Mudcat Café message #3897956 The Mudcat Café TM
Thread #162666   Message #3897956
Posted By: Howard Jones
07-Jan-18 - 02:34 PM
Thread Name: New Book: Folk Song in England
Subject: RE: New Book: Folk Song in England
"Why doesn't it make sense? I understand why Jim may find the idea distasteful, "
I do wish people wouldn't keep attributing opinions to me that I don't hold

I apologise for that, Jim, but that was what your words suggested to me. But you haven't explained why it doesn't make sense - you may disagree with the argument, but there is nevertheless logic to it. There were people writing and publishing songs for money, and it seems entirely possible, to say no more, that ordinary people sang these songs and that a few of them survived to become folk songs.

The real question is what were the proportions? I think the difficulty with all this is that so much is unproveable. There doesn't appear to be sufficient evidence to know with any certainty which songs started out as broadsides and which broadsides were already existing folk songs.
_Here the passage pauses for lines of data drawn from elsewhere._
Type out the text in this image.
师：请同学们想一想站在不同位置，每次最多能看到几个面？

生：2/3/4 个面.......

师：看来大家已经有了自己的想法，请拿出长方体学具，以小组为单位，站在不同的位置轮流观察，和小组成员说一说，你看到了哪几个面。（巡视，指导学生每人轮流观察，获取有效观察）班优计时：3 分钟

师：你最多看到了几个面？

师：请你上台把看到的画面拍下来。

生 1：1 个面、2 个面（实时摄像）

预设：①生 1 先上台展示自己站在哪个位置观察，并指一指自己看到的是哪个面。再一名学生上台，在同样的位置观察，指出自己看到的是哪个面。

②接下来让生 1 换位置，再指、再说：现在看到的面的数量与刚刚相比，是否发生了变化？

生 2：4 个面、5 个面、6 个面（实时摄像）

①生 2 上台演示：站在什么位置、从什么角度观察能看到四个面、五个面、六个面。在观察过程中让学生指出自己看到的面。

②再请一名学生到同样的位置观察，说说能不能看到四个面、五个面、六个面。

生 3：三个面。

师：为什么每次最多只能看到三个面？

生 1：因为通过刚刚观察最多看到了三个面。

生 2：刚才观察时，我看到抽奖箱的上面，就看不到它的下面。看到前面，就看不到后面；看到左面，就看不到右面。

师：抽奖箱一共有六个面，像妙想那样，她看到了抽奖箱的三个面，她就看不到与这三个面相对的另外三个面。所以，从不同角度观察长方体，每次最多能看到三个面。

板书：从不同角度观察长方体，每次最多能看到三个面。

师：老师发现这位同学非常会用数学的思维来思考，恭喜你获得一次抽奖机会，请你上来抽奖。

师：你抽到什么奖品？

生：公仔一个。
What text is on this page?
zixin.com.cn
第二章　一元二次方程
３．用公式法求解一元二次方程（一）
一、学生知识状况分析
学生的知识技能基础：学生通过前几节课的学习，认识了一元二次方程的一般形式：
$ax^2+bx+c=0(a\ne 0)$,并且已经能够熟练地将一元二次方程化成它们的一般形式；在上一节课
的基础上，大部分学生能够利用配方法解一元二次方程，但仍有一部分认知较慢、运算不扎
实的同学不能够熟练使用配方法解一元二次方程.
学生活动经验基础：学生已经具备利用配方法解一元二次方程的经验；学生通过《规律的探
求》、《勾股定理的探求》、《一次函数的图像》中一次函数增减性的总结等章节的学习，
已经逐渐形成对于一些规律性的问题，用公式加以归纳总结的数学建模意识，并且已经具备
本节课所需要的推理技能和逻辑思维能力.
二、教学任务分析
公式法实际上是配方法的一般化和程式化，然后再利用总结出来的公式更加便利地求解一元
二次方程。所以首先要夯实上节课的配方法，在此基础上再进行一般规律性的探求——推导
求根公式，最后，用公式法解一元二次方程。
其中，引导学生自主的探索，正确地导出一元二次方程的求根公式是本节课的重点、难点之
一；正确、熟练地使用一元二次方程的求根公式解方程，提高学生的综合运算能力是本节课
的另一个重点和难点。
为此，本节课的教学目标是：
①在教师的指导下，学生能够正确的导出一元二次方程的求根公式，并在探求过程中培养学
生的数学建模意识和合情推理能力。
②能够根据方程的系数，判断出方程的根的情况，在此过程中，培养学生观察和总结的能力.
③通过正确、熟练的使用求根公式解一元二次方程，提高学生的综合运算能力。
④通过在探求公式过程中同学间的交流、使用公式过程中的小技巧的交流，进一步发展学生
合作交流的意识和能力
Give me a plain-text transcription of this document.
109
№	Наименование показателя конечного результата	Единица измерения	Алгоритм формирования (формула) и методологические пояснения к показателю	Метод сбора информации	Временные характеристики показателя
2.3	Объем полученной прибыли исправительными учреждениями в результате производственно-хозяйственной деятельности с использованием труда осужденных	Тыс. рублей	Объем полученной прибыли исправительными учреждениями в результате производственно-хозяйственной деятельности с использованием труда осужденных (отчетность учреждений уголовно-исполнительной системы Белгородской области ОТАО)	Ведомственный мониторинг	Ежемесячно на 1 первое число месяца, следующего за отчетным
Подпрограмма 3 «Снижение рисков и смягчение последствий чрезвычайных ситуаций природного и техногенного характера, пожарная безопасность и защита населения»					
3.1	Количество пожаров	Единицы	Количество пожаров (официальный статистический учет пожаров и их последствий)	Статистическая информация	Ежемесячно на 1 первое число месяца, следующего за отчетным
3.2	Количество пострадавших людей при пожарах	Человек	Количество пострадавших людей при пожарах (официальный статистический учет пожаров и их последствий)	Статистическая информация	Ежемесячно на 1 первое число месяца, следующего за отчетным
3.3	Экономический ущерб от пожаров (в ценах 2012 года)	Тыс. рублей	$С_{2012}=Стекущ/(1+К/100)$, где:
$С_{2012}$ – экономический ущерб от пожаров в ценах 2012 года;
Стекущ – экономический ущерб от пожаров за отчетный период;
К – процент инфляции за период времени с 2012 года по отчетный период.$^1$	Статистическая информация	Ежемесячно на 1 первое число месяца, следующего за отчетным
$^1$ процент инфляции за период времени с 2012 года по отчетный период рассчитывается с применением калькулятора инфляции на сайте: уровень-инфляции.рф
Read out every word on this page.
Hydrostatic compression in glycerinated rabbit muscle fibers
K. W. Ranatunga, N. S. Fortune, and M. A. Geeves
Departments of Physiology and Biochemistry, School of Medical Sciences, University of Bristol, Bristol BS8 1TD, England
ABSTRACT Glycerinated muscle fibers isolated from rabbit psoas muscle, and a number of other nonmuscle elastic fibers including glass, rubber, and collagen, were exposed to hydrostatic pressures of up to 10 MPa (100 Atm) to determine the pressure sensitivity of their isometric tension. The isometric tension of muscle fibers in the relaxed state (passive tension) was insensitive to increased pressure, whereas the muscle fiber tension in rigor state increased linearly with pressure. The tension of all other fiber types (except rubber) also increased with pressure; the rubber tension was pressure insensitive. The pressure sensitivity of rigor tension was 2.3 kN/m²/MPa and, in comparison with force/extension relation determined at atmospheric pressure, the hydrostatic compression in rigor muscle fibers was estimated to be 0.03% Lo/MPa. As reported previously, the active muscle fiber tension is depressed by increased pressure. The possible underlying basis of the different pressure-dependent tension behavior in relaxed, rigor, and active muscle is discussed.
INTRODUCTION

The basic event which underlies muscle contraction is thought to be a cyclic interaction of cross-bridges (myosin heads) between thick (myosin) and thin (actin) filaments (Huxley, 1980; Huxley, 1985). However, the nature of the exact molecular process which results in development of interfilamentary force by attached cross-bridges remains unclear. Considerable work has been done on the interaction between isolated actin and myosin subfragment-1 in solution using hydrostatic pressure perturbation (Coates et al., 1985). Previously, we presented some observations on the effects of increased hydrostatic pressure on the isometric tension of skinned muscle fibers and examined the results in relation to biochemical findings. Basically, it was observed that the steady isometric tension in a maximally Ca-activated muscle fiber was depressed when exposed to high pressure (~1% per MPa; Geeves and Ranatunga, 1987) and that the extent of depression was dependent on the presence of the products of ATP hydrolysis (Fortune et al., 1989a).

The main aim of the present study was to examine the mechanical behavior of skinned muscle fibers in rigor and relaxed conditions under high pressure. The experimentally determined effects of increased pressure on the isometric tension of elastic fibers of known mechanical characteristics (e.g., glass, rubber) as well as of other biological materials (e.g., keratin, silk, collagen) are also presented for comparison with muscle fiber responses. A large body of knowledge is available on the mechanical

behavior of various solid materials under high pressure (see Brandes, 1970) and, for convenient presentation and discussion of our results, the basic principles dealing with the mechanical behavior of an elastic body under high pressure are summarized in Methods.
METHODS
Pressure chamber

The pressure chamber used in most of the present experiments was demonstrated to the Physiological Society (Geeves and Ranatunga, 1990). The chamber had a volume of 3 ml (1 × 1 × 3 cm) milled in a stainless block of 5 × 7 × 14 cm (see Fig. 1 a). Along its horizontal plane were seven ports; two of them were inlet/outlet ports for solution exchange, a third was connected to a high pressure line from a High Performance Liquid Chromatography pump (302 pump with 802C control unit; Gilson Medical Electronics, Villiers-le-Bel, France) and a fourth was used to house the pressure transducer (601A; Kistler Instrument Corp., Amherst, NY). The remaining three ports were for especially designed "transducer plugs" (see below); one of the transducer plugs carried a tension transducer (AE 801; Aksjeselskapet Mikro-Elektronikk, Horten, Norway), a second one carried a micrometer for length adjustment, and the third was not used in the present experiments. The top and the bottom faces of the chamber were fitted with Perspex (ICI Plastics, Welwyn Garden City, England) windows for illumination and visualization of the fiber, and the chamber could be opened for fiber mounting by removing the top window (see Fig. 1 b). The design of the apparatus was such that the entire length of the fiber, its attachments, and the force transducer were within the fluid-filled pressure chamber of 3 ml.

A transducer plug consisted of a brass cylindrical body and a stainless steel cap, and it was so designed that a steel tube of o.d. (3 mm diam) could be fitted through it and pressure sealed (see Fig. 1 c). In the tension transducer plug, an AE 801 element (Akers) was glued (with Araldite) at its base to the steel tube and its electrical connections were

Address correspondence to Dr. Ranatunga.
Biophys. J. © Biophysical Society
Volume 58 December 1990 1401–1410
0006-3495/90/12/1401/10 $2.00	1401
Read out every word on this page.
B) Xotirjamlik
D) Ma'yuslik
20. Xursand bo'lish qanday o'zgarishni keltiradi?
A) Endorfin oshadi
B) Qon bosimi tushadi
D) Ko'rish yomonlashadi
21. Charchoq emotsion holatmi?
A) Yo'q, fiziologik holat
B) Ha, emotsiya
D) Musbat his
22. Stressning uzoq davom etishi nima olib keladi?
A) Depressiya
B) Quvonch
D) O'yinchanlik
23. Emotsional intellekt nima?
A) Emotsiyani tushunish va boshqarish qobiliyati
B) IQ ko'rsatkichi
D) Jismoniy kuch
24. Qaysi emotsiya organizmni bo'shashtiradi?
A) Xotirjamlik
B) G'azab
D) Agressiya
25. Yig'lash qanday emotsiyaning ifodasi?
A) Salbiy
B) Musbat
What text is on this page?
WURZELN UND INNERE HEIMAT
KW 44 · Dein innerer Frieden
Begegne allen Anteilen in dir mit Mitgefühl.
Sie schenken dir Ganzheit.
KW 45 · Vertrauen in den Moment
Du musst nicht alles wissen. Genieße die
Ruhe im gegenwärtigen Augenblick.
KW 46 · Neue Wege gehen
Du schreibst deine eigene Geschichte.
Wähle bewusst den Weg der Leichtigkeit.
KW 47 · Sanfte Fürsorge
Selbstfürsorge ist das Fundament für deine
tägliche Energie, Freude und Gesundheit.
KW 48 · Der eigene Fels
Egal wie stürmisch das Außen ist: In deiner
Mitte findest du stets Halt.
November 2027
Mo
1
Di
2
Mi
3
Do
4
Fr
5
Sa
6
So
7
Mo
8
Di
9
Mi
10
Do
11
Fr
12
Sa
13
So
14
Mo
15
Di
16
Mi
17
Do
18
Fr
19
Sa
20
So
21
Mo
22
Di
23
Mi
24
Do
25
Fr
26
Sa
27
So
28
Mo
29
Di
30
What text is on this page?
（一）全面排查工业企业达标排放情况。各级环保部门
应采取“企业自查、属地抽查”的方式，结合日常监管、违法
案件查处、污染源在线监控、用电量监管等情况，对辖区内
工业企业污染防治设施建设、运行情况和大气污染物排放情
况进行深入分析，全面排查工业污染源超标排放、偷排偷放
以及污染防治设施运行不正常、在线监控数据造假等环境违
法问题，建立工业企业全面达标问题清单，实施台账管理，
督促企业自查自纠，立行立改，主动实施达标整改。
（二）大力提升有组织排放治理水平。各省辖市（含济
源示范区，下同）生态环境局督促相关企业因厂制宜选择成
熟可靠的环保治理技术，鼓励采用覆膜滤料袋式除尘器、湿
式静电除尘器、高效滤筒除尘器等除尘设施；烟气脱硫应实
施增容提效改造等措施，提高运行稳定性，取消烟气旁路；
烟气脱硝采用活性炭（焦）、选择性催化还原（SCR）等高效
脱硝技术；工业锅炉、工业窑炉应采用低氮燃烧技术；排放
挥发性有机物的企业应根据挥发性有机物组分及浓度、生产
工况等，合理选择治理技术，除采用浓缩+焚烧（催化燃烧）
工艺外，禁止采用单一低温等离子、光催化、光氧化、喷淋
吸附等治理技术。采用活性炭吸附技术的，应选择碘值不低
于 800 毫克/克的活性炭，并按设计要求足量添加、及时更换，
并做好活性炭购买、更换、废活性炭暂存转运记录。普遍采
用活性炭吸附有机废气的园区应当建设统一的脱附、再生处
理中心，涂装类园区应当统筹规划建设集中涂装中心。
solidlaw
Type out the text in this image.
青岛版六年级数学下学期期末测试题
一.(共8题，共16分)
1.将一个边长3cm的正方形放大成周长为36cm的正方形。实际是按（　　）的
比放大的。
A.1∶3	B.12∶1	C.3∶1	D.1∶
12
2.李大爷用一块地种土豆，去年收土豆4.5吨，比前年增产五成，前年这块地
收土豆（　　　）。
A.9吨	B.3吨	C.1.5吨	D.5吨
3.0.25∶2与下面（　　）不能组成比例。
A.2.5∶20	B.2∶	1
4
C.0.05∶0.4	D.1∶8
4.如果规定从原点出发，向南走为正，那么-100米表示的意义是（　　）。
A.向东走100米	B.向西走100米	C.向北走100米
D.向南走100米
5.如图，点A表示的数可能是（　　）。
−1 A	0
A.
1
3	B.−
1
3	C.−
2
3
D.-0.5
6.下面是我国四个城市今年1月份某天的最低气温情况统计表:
It may be possible to take a guess, from the language and style of the broadside version, but even that leaves open the possibility that they had over-embellished an existing song. There is inevitably some conjecture and drawing of conclusions from limited evidence, and it is unsurprising that different people come to different conclusions.

I make no claim to be an expert, I am simply a singer and musician with in interest in the material I perform. All I can say is that Roud's case seems plausible to me. I think we would have to go back several centuries to find a situation where folk culture was not influenced by outside forms. There is a parallel situation with dance tunes, where it is now apparent that a great many traditional folk dance and morris tunes can be traced back to the stage or the military, and often to identifiable composers.

I also share Roud's view that it is not the origin of the songs which matters but what the folk did with them. It has always been my understanding that what distinguishes folk song from other forms is the evolution of a song in the mouths of successive singers.